Zia Hassan

Stay In Control

Today, in the midst of quite a thunderstorm, I was parked near a auto repair shop. Through my windshield, which was streaked with rain, I noticed a sign that simply said: stay in control.

I immediately felt more grounded after reading it. I do teeter off sometimes, losing my control and poise, and as soon as I had read these very authoritative (nearly commanding) words, my mind snapped back to center. I felt victorious.

But that experience was not the essence of the message of this sign. What I had done was regained control, and almost anyone can do that under the right circumstances. Though it isn’t exactly intuitive, many people have props or tools that bring them back into the moment.

Snapping a rubber band, hitting a gong, striking a singing bowl, strumming a guitar… all of these are rituals that, if we lose our way, can bring us back to the path (whatever that means for us individually).

We can reclaim control. But to stay in control?
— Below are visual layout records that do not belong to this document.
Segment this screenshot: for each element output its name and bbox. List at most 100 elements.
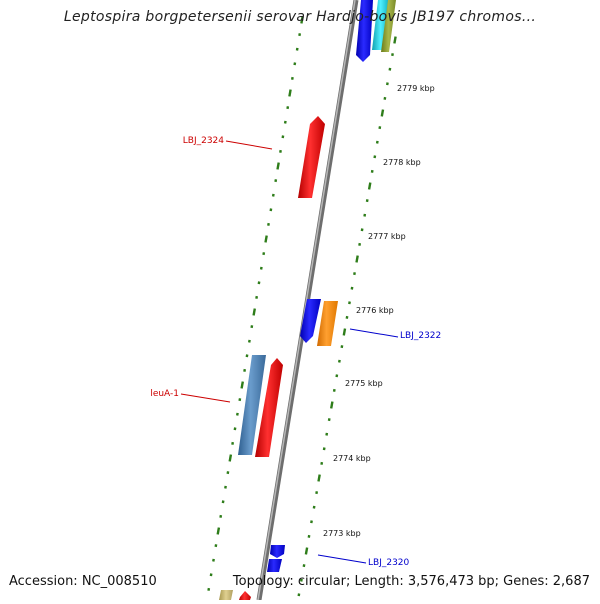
tick-minor bbox=[378, 126, 382, 130]
kbp-scale-labels: 2779 kbp 2778 kbp 2777 kbp 2776 kbp 2775 kbp… bbox=[323, 84, 435, 538]
tick-minor bbox=[250, 325, 254, 329]
tick-major bbox=[342, 328, 347, 336]
gene-olive-top[interactable] bbox=[381, 0, 396, 52]
tick-minor bbox=[274, 179, 278, 183]
tick-major bbox=[240, 381, 244, 389]
tick-major bbox=[393, 36, 397, 44]
tick-minor bbox=[209, 573, 213, 577]
tick-minor bbox=[358, 242, 362, 246]
tick-minor bbox=[315, 491, 319, 495]
kbp-label: 2779 kbp bbox=[397, 84, 435, 93]
tick-minor bbox=[262, 252, 266, 256]
tick-minor bbox=[348, 301, 351, 305]
tick-minor bbox=[383, 96, 387, 100]
tick-minor bbox=[207, 587, 211, 591]
tick-minor bbox=[226, 471, 230, 475]
topology-text: Topology: circular; Length: 3,576,473 bp… bbox=[232, 574, 590, 589]
tick-minor bbox=[295, 47, 299, 51]
tick-minor bbox=[231, 441, 235, 445]
tick-minor bbox=[219, 514, 223, 518]
tick-minor bbox=[365, 199, 369, 203]
tick-minor bbox=[353, 272, 356, 276]
tick-minor bbox=[221, 500, 225, 504]
tick-minor bbox=[238, 398, 242, 402]
tick-minor bbox=[257, 281, 261, 285]
tick-major bbox=[276, 162, 280, 170]
tick-minor bbox=[290, 76, 294, 80]
kbp-label: 2774 kbp bbox=[333, 454, 371, 463]
gene-LBJ_2320[interactable] bbox=[270, 545, 285, 558]
gene-label[interactable]: LBJ_2320 bbox=[368, 558, 410, 568]
gene-labels: LBJ_2324 leuA-1 LBJ_2322 LBJ_2320 bbox=[150, 136, 441, 568]
gene-blue-2776[interactable] bbox=[300, 299, 321, 343]
tick-minor bbox=[385, 82, 389, 86]
tick-minor bbox=[224, 485, 227, 489]
tick-minor bbox=[269, 208, 273, 212]
tick-major bbox=[300, 16, 304, 24]
tick-minor bbox=[212, 558, 215, 562]
tick-minor bbox=[283, 120, 287, 124]
tick-major bbox=[317, 474, 321, 482]
inner-tick-ring bbox=[207, 16, 304, 591]
tick-minor bbox=[360, 228, 364, 232]
tick-minor bbox=[259, 266, 263, 270]
gene-steel[interactable] bbox=[238, 355, 266, 455]
kbp-label: 2777 kbp bbox=[368, 232, 406, 241]
tick-minor bbox=[337, 359, 341, 363]
tick-minor bbox=[310, 520, 313, 524]
gene-khaki-bottom[interactable] bbox=[219, 590, 233, 600]
tick-major bbox=[304, 547, 309, 555]
tick-minor bbox=[233, 427, 237, 431]
tick-minor bbox=[286, 106, 290, 110]
gene-label[interactable]: leuA-1 bbox=[150, 389, 179, 399]
gene-blue-small-b[interactable] bbox=[267, 559, 282, 572]
tick-minor bbox=[332, 388, 336, 392]
gene-LBJ_2324[interactable] bbox=[298, 116, 325, 198]
tick-minor bbox=[245, 354, 249, 358]
tick-minor bbox=[345, 315, 349, 319]
tick-minor bbox=[235, 412, 239, 416]
kbp-label: 2776 kbp bbox=[356, 306, 394, 315]
tick-minor bbox=[279, 149, 282, 153]
tick-minor bbox=[298, 33, 302, 37]
tick-minor bbox=[373, 155, 377, 159]
kbp-label: 2775 kbp bbox=[345, 379, 383, 388]
tick-major bbox=[330, 401, 334, 409]
tick-minor bbox=[350, 286, 354, 290]
tick-minor bbox=[327, 418, 331, 422]
tick-minor bbox=[391, 53, 394, 57]
tick-minor bbox=[370, 169, 374, 173]
tick-minor bbox=[214, 544, 218, 548]
gene-features bbox=[219, 0, 396, 600]
tick-major bbox=[228, 454, 233, 462]
gene-cyan-top[interactable] bbox=[372, 0, 389, 50]
gene-label[interactable]: LBJ_2324 bbox=[183, 136, 225, 146]
kbp-label: 2778 kbp bbox=[383, 158, 421, 167]
gene-blue-top[interactable] bbox=[356, 0, 373, 62]
gene-LBJ_2322[interactable] bbox=[317, 301, 338, 346]
tick-minor bbox=[255, 295, 259, 299]
map-title: Leptospira borgpetersenii serovar Hardjo… bbox=[63, 9, 537, 25]
callout-lines bbox=[180, 140, 399, 564]
kbp-label: 2773 kbp bbox=[323, 529, 361, 538]
tick-minor bbox=[375, 140, 379, 144]
tick-minor bbox=[307, 534, 311, 538]
tick-minor bbox=[322, 447, 326, 451]
tick-minor bbox=[312, 505, 316, 509]
gene-red-bottom[interactable] bbox=[239, 591, 251, 600]
tick-minor bbox=[267, 222, 270, 226]
tick-minor bbox=[363, 213, 367, 217]
gene-label[interactable]: LBJ_2322 bbox=[400, 331, 441, 341]
accession-text: Accession: NC_008510 bbox=[9, 574, 157, 589]
tick-minor bbox=[320, 461, 324, 465]
tick-minor bbox=[281, 135, 285, 139]
tick-minor bbox=[335, 374, 339, 378]
tick-minor bbox=[302, 564, 306, 568]
tick-major bbox=[288, 89, 292, 97]
tick-minor bbox=[271, 193, 275, 197]
tick-minor bbox=[299, 578, 303, 582]
gene-leuA-1[interactable] bbox=[255, 358, 283, 457]
tick-minor bbox=[325, 432, 329, 436]
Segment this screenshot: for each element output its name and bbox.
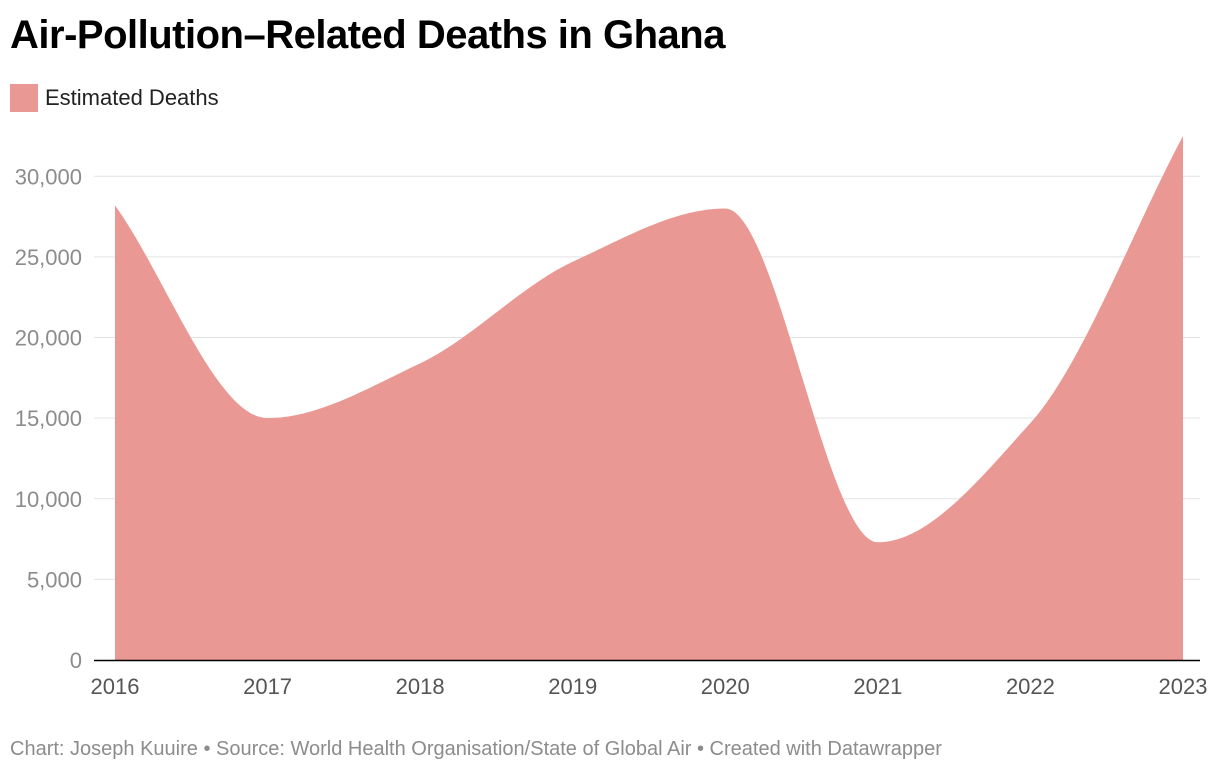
chart-footer: Chart: Joseph Kuuire • Source: World Hea… <box>10 738 942 760</box>
y-axis-ticks: 0 5,000 10,000 15,000 20,000 25,000 30,000 <box>15 164 82 673</box>
series-area-estimated-deaths <box>115 136 1183 660</box>
chart-title: Air-Pollution–Related Deaths in Ghana <box>10 13 725 57</box>
y-tick-label: 25,000 <box>15 245 82 270</box>
x-tick-label-2018: 2018 <box>396 674 445 699</box>
series-area-group <box>115 136 1183 660</box>
legend-label-estimated-deaths: Estimated Deaths <box>45 85 219 110</box>
y-tick-label: 30,000 <box>15 164 82 189</box>
legend-swatch <box>10 84 38 112</box>
x-tick-label-2017: 2017 <box>243 674 292 699</box>
y-tick-label: 0 <box>70 648 82 673</box>
x-tick-label-2020: 2020 <box>701 674 750 699</box>
x-tick-label-2023: 2023 <box>1159 674 1208 699</box>
legend: Estimated Deaths <box>10 84 219 112</box>
y-tick-label: 10,000 <box>15 487 82 512</box>
x-axis-ticks: 2016 2017 2018 2019 2020 2021 2022 2023 <box>91 674 1208 699</box>
y-tick-label: 5,000 <box>27 567 82 592</box>
x-tick-label-2022: 2022 <box>1006 674 1055 699</box>
x-tick-label-2019: 2019 <box>548 674 597 699</box>
x-tick-label-2016: 2016 <box>91 674 140 699</box>
x-tick-label-2021: 2021 <box>853 674 902 699</box>
y-tick-label: 15,000 <box>15 406 82 431</box>
y-tick-label: 20,000 <box>15 326 82 351</box>
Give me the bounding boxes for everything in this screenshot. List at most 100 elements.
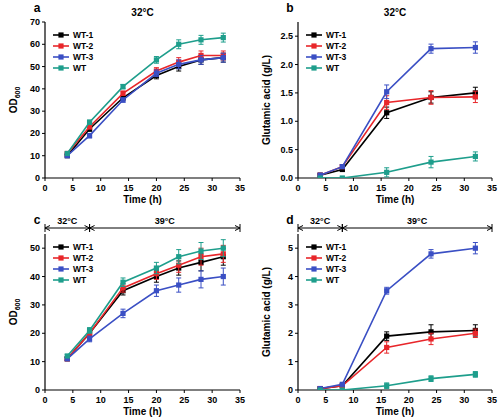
legend-label: WT-2 — [73, 253, 94, 263]
y-axis-label: OD600 — [8, 87, 21, 114]
y-axis — [297, 234, 298, 390]
x-axis-label: Time (h) — [123, 194, 162, 205]
data-point — [340, 175, 345, 178]
data-point — [384, 170, 389, 175]
legend-marker — [58, 43, 63, 48]
y-axis-label-main: OD — [8, 310, 19, 325]
data-point — [87, 336, 92, 341]
data-point — [198, 37, 203, 42]
x-tick — [156, 178, 157, 181]
x-tick — [184, 390, 185, 393]
x-axis — [45, 177, 240, 178]
series-line — [320, 93, 475, 175]
series-line — [67, 55, 223, 153]
error-bar — [221, 268, 226, 285]
error-bar — [176, 250, 181, 264]
error-bar — [87, 133, 92, 137]
data-point — [120, 91, 125, 96]
error-bar — [384, 332, 389, 341]
y-axis-label-sub: 600 — [14, 299, 21, 311]
legend-marker — [311, 277, 316, 282]
data-point — [384, 334, 389, 339]
error-bar — [199, 35, 204, 44]
y-tick-label: 20 — [30, 128, 40, 138]
y-tick-label: 40 — [30, 272, 40, 282]
error-bar — [121, 84, 126, 88]
error-bar — [154, 57, 159, 64]
x-tick-label: 0 — [42, 395, 47, 405]
y-tick — [295, 333, 298, 334]
x-tick-label: 20 — [151, 183, 161, 193]
y-tick-label: 1 — [288, 357, 293, 367]
x-tick-label: 35 — [487, 183, 497, 193]
x-tick-label: 15 — [376, 183, 386, 193]
y-axis-label-sub: 600 — [14, 87, 21, 99]
figure: 05101520253035010203040506070Time (h)OD6… — [0, 0, 500, 419]
y-axis — [297, 22, 298, 178]
x-tick — [212, 178, 213, 181]
plot-area — [65, 33, 226, 158]
data-point — [384, 288, 389, 293]
legend-marker — [311, 54, 316, 59]
series-line — [320, 156, 475, 178]
legend: WT-1WT-2WT-3WT — [53, 242, 94, 285]
x-tick — [353, 390, 354, 393]
y-axis-label: Glutamic acid (g/L) — [261, 267, 272, 357]
x-tick — [492, 178, 493, 181]
x-tick — [72, 178, 73, 181]
legend-label: WT-1 — [326, 242, 347, 252]
data-point — [65, 151, 70, 156]
x-tick — [464, 178, 465, 181]
legend-label: WT-1 — [73, 30, 94, 40]
legend-label: WT-3 — [326, 264, 347, 274]
x-tick — [128, 390, 129, 393]
data-point — [198, 248, 203, 253]
data-point — [154, 288, 159, 293]
error-bar — [176, 278, 181, 292]
x-tick — [72, 390, 73, 393]
x-tick-label: 5 — [323, 183, 328, 193]
x-tick-label: 25 — [179, 395, 189, 405]
error-bar — [87, 120, 92, 124]
x-tick-label: 5 — [70, 395, 75, 405]
plot-area — [318, 243, 478, 390]
arrow-head — [342, 226, 347, 231]
data-point — [428, 95, 433, 100]
y-axis — [44, 234, 45, 390]
error-bar — [154, 70, 159, 77]
y-tick — [295, 36, 298, 37]
x-tick-label: 25 — [432, 395, 442, 405]
plot-area — [318, 42, 478, 178]
panel: 0510152025303501020304050Time (h)OD600c3… — [8, 213, 245, 417]
legend-label: WT-1 — [326, 30, 347, 40]
x-tick — [492, 390, 493, 393]
data-point — [428, 95, 433, 100]
data-point — [198, 57, 203, 62]
legend-label: WT-2 — [326, 41, 347, 51]
error-bar — [429, 91, 434, 105]
x-tick-label: 20 — [404, 183, 414, 193]
error-bar — [199, 271, 204, 288]
y-tick-label: 30 — [30, 300, 40, 310]
error-bar — [87, 328, 92, 334]
panel-label: b — [286, 1, 293, 15]
error-bar — [340, 165, 345, 168]
error-bar — [473, 152, 478, 161]
annotation: 32°C — [57, 216, 78, 226]
x-tick-label: 30 — [207, 183, 217, 193]
x-tick-label: 10 — [348, 395, 358, 405]
legend-marker — [58, 244, 63, 249]
series-line — [320, 48, 475, 176]
y-tick — [42, 111, 45, 112]
y-tick — [42, 133, 45, 134]
x-tick-label: 5 — [70, 183, 75, 193]
y-axis-label: OD600 — [8, 299, 21, 326]
legend-marker — [311, 266, 316, 271]
y-tick-label: 0.0 — [280, 173, 293, 183]
plot-area — [65, 240, 226, 362]
series-line — [67, 58, 223, 156]
y-tick — [295, 276, 298, 277]
error-bar — [384, 85, 389, 99]
error-bar — [221, 53, 226, 62]
x-tick — [436, 178, 437, 181]
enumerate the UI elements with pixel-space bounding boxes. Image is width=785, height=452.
To not let the mind wander or the attention slip? That might be an act of God. At the very least, it’s an impossibility for many folks. Even those who have reached enlightenment won’t stay in control – they’ll just reclaim control more quickly.

But I assume the writer of this sign didn’t actually mean to instruct us to stay in control. Staying in makes it sound like a river. You just stay in and you end up where you’re going.

But control doesn’t work like this. It is a bit more like like making the bed, or setting the table, or opening your eyes after nodding off. The momentary lapse in attention is reclaimed often enough that control seems to flow. But that’s just an illusion.

We can’t ever stay in control. The best we can do is avoid wandering too far.